In the case of the Union Pacific Railway Company vs. Burke, supra, the Supreme Court of the United States, in discussing the question before us, said:
In many cases, from the decision in Hart vs. Pennsylvania R. R. Co. (112 U. S., 331; 28 L. ed., 717; 5 Sup. Ct. Rep., 151, decided in 1884), to Boston and M. R. Co. vs. Piper (246 U. S. 439; 62 L. ed., 820; 38 Sup. Ct. Rep., 354; Ann. cas. 1918E, 469, decided in 1918), it has been declared to be the settled Federal law that if a common carrier gives to a shipper the choice of two rates, the lower of them conditioned upon his agreeing to a stipulated valuation of his property in case of loss, even by the carrier's negligence, if the shipper makes such a choice, understandingly and freely, and names his valuation, he cannot thereafter recover more than the value which he thus places upon his property.

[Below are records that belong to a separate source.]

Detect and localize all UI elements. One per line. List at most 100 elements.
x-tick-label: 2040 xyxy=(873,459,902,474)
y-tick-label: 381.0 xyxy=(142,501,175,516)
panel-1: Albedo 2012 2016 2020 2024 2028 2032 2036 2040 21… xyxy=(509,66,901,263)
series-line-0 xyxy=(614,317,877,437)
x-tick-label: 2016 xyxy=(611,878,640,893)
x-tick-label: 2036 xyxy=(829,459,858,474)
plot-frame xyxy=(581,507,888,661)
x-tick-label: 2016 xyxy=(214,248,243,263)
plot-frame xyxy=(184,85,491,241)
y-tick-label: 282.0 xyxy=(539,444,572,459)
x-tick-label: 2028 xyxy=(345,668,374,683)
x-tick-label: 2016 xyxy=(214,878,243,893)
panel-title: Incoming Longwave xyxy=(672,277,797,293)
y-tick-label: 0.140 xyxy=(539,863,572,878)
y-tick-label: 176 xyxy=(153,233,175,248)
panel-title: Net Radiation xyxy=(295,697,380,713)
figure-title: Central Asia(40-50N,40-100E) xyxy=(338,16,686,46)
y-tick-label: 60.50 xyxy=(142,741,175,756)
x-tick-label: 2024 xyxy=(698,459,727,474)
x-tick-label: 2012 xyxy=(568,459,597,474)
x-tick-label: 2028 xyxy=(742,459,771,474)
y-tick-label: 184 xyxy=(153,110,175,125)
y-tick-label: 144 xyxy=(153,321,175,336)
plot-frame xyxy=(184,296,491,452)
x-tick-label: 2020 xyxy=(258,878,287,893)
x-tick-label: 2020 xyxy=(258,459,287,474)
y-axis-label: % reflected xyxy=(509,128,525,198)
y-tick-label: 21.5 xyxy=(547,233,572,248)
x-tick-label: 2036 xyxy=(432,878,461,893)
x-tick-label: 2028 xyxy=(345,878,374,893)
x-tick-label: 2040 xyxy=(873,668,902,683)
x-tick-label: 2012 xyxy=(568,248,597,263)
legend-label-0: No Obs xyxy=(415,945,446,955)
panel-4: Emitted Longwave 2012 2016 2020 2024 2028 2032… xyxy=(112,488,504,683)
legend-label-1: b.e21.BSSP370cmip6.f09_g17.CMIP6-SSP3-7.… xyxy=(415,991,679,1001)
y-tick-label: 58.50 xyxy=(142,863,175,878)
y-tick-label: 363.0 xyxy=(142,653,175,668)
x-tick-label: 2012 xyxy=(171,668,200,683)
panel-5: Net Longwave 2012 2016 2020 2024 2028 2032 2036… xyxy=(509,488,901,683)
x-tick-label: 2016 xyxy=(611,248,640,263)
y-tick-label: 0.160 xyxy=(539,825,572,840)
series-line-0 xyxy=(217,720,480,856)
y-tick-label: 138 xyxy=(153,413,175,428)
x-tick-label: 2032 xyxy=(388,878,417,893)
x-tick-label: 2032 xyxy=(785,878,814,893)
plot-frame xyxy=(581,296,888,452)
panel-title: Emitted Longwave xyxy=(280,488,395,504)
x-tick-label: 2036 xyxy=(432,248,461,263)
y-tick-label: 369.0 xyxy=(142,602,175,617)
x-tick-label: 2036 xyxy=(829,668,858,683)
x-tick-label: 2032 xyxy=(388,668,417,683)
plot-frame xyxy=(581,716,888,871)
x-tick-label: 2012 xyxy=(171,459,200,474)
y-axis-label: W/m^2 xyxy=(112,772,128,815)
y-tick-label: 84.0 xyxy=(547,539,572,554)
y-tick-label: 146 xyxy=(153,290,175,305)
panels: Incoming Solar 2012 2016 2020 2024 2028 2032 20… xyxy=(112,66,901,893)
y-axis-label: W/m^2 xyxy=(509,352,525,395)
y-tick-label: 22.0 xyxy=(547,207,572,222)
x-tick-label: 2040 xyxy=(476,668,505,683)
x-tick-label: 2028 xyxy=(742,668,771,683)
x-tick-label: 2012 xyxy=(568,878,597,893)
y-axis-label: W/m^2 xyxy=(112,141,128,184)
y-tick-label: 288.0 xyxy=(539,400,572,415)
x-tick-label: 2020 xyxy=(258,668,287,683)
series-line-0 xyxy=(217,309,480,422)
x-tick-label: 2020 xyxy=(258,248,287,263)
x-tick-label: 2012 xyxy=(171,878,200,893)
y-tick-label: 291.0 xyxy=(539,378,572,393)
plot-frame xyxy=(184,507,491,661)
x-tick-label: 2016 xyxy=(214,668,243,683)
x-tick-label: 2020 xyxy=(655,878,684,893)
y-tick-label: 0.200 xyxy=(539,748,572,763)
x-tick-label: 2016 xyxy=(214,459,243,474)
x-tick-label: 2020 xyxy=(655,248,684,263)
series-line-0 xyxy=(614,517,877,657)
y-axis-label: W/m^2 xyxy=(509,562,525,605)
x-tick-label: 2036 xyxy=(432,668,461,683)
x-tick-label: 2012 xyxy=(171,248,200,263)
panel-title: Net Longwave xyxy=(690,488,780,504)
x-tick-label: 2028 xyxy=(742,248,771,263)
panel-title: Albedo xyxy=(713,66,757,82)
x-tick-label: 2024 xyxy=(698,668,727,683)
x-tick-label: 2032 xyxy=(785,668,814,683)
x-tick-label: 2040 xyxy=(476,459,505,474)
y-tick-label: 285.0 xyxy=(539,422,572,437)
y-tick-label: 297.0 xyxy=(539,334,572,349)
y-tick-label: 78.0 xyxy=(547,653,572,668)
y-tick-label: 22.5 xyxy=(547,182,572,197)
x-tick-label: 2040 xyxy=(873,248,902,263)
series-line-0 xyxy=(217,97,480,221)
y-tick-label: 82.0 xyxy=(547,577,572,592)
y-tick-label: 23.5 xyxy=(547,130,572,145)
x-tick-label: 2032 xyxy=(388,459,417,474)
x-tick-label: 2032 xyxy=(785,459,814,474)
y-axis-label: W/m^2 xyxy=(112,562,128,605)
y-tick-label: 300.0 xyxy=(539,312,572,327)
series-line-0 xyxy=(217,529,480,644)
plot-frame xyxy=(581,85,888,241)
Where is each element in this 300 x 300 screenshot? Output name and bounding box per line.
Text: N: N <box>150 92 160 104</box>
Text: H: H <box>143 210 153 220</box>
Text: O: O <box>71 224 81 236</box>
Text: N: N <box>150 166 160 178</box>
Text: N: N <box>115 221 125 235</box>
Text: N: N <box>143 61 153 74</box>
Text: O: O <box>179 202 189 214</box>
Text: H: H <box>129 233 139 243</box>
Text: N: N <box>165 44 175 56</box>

As a matter of legal distinction, estoppel is made the basis of this ruling, — that, having accepted the benefit of the lower rate, in common honesty the shipper may not repudiate the conditions on which it was obtained, — but the rule and the effect of it are clearly established.
This court has consistently held the law to be that it is against public policy to permit a common carrier to limit its common-law liability by contracting for exemption from the consequences of his own negligence or that of its servants (112 U. S., 331, 338, and 246 U. S., 439, 444, supra), and valuation agreements have been sustained only on principles of estoppel, and in carefully restricted cases where choice of rates was given, — where "the rate was tied to the release." Thus in the Hart Case (p. 343), it is said:
"The distinct ground of our decision in the case at bar is, that where a contract of the kind, signed by the shipper, is fairly made, agreeing on the valuation of the property carried, with the rate of freight based on the condition that the carrier assumes liability only to the extent of the agreed valuation, even in case of loss or damage her the negligence of the carrier, the contract will be upheld as a proper and lawful mode of securing a due proportion between the amount for which the carrier may be responsible and the freight he receives, and of protecting himself against extravagant and fanciful valuations."
In the case of Boston and M. R. Co. vs. Piper (246 U. S., 439), it was said:
In the previous decisions of this court upon the subject it has been said that the limited valuation for which a recovery may be had does not permit the carrier to defeat recovery because of losses arising from its own negligence, but serves to fix the amount of recovery upon an agreed valuation made in consideration of the lower rate stipulated to be paid for the service.
For all of the foregoing reasons the judgment of the lower court should be affirmed, without any finding as to costs in this instance. So ordered.
Araullo, Street, Avanceña and Villamor, JJ., concur.